For Australia's main buyers of LNG, namely China, Japan and South Korea, LNG export prices use the oil-linked formula. These same buyers also buy gas from GECF members, and as spot market pricing for gas becomes more popular, regional pricing benchmarks will emerge.
 
This could leave Australia with some of the world's highest labour costs in producing and developing LNG, along with an uncompetititevely priced Australian dollar from an export point of view, compounded with an oil-linked gas price model which misprices Australia's LNG exports against emerging global benchmarks.  

Australia's current LNG development cost blowouts in Western Australia will look insignificant by 2020 if Australia is left standing as the biggest exporter of LNG that nobody wants to buy.

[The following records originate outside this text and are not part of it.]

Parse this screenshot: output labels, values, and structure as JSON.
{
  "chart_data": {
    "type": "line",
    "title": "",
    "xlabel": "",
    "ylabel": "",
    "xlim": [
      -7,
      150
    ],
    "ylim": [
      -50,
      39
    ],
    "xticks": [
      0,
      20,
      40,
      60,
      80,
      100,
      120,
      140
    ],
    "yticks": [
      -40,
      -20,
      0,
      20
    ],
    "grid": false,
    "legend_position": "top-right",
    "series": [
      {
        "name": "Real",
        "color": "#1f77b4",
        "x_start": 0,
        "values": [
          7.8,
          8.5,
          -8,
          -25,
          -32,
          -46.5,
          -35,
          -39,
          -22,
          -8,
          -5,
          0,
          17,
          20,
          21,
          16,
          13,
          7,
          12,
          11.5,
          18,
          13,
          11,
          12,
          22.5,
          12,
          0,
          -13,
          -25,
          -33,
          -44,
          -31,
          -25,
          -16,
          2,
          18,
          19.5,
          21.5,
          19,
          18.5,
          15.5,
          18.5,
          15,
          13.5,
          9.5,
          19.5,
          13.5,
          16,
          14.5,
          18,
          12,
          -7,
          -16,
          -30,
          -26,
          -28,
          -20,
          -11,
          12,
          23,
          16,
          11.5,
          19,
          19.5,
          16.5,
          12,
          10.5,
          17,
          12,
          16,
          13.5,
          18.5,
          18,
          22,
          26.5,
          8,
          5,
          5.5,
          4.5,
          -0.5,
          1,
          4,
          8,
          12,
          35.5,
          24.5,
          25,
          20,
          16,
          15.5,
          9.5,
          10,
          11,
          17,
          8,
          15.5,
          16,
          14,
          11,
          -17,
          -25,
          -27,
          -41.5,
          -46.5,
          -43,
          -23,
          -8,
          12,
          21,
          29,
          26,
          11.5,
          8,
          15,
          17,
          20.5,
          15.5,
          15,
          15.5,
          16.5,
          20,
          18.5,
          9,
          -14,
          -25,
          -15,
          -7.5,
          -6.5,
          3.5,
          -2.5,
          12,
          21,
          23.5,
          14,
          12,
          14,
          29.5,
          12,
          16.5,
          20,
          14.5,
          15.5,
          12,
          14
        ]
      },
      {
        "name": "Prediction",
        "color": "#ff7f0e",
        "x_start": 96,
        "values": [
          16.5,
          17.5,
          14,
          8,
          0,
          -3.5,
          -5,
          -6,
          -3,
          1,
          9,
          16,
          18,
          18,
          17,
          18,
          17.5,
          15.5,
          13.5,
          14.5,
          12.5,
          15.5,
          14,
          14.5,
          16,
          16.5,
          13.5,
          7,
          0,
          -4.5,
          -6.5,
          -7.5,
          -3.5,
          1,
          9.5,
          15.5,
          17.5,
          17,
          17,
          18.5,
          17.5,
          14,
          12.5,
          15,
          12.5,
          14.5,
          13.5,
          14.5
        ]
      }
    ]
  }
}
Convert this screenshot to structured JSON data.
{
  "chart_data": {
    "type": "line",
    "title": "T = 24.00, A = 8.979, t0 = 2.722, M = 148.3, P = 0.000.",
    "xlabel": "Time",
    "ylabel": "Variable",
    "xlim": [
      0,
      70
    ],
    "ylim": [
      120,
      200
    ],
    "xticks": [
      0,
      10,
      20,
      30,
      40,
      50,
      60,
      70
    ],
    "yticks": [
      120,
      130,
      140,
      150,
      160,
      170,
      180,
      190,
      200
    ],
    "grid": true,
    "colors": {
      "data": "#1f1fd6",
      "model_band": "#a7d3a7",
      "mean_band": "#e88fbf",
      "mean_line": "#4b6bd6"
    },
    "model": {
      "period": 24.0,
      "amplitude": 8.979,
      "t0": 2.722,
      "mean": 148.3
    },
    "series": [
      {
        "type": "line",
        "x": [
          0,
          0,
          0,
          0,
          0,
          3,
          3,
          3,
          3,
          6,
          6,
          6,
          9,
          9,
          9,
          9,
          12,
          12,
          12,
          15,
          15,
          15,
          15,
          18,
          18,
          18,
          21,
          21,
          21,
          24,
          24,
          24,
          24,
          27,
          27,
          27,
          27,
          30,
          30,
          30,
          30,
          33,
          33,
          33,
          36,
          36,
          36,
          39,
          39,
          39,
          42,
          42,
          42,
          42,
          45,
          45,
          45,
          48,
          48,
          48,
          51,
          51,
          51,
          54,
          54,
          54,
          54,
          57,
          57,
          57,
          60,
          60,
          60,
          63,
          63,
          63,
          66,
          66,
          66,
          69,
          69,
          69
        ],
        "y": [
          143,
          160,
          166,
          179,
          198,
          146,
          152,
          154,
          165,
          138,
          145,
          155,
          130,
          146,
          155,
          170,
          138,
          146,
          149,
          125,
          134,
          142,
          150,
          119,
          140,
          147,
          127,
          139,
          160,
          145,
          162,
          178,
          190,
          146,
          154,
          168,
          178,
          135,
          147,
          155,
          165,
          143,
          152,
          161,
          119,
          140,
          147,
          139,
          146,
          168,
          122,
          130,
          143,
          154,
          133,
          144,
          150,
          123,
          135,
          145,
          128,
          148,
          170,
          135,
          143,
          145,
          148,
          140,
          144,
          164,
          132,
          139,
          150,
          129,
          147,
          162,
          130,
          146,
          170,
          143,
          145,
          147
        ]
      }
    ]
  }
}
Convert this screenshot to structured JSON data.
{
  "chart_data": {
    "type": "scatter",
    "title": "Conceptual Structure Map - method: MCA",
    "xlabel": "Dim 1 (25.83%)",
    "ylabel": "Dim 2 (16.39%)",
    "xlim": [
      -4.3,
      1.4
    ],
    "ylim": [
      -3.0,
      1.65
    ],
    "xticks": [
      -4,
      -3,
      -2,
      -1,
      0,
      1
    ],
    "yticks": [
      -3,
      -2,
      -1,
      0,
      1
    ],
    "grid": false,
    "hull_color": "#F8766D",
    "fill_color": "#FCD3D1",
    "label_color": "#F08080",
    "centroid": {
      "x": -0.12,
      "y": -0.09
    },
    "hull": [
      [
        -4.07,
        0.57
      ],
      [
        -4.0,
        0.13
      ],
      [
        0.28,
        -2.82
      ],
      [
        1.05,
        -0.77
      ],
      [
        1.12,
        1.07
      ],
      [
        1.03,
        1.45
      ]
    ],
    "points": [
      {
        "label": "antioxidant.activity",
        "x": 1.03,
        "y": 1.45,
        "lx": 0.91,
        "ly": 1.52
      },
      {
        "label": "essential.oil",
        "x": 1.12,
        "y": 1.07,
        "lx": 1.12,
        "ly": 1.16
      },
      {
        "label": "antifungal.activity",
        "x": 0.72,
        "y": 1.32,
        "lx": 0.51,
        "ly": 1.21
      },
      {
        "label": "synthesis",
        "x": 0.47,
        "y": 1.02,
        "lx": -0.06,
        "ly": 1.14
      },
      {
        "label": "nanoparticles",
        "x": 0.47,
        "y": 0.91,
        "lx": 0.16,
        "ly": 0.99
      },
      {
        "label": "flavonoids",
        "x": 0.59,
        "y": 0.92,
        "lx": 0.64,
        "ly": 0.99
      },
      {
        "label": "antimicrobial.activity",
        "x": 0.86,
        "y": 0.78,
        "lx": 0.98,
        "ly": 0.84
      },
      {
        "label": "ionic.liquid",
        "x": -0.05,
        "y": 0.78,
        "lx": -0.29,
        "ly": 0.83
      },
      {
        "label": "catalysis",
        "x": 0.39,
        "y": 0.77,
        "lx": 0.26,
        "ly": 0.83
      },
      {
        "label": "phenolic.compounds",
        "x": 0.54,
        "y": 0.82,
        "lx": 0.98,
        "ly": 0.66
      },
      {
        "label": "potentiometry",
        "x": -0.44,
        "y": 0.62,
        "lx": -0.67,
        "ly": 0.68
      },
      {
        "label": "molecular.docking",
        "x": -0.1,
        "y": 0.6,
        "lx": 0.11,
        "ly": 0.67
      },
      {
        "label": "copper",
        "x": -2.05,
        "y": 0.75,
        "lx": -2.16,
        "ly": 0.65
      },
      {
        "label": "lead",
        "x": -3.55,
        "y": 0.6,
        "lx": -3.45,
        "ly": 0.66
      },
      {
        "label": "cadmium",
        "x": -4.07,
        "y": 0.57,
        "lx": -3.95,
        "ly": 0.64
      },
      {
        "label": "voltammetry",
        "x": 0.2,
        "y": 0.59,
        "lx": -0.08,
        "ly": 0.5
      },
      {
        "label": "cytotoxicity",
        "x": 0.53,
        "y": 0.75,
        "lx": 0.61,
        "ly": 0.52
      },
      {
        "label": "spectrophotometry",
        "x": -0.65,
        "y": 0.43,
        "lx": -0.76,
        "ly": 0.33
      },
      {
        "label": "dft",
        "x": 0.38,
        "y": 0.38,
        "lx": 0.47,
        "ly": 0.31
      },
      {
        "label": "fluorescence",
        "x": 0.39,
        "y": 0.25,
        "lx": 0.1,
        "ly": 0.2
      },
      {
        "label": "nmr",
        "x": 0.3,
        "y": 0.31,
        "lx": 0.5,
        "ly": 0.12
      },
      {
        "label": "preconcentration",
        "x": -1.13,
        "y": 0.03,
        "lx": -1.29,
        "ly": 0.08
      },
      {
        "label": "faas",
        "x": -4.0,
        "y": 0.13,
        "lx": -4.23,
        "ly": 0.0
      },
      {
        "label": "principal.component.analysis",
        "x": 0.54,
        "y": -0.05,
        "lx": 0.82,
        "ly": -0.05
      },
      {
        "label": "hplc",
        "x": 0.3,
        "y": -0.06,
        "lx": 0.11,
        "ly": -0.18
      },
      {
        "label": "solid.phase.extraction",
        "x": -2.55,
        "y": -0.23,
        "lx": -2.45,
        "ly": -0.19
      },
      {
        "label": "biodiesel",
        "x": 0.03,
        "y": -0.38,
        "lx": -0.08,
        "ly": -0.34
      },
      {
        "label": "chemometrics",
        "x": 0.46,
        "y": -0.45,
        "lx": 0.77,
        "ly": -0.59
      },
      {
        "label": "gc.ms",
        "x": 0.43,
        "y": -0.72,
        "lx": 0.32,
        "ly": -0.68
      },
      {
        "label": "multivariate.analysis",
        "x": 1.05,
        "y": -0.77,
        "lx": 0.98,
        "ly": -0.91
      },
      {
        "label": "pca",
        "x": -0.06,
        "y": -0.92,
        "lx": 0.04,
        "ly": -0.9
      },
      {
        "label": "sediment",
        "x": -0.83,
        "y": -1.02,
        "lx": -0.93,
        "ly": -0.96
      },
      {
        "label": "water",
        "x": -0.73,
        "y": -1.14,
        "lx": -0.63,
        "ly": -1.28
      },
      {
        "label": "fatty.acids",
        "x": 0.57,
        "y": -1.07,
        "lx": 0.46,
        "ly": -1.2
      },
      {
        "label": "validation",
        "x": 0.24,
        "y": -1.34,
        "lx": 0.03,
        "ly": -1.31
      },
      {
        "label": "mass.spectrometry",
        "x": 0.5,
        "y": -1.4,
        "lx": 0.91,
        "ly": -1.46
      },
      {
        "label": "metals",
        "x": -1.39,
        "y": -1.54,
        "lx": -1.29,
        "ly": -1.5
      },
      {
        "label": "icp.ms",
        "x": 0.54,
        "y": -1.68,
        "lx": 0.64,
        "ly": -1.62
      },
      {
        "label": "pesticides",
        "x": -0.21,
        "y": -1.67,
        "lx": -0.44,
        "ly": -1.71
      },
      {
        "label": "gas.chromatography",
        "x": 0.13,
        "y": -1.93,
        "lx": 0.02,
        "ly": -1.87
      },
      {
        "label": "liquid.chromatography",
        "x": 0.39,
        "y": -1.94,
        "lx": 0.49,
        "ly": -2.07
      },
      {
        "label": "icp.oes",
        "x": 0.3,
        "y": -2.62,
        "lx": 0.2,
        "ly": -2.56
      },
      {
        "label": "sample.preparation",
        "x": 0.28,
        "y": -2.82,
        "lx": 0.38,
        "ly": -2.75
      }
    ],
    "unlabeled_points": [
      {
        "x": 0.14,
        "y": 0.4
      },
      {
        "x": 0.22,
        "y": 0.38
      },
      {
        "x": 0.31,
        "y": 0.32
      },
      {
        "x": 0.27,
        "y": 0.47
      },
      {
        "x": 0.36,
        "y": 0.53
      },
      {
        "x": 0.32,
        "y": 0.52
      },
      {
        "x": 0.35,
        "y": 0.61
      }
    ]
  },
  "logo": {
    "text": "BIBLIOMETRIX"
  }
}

Australia still has the potential of US shale gas to contend with. US domestic gas prices are some of the lowest in the world, yet the belief is that if the shale gas boom in the US results in America becoming a net energy exporter, which for the record I do not believe will happen, then LNG exports from the west coast of America could further pressure Australia's key LNG export markets in Asia.  Similarly, should Russia have a gas pricing policy re-think, gas from Sakhalin going to Japan will also further pressure Australia's LNG export market.

LNG and oil are different in many ways; not least that LNG cannot be stored in tanks. LNG consumers, especially Asia, are looking for new pricing benchmarks which wor  in a global market place.  Global pricing methodology for LNG is under discussion, and Australia can and should be part of this dialogue.

Since Australia is on track to becoming the world's biggest LNG exporter, equally, we should  be part of the discussion of how we actually price LNG in the global market place.


Sam Barden is a Strategic Market Consultant, Wimpole-International. Barden has worked in the global financial and commodity markets for more than 17 years in Europe, Russia and the Middle East. He has advised and executed strategic transactions for both the government and private sector, in particular in energy and commodity markets, advising various energy producing nations on their strategic market developments and interaction.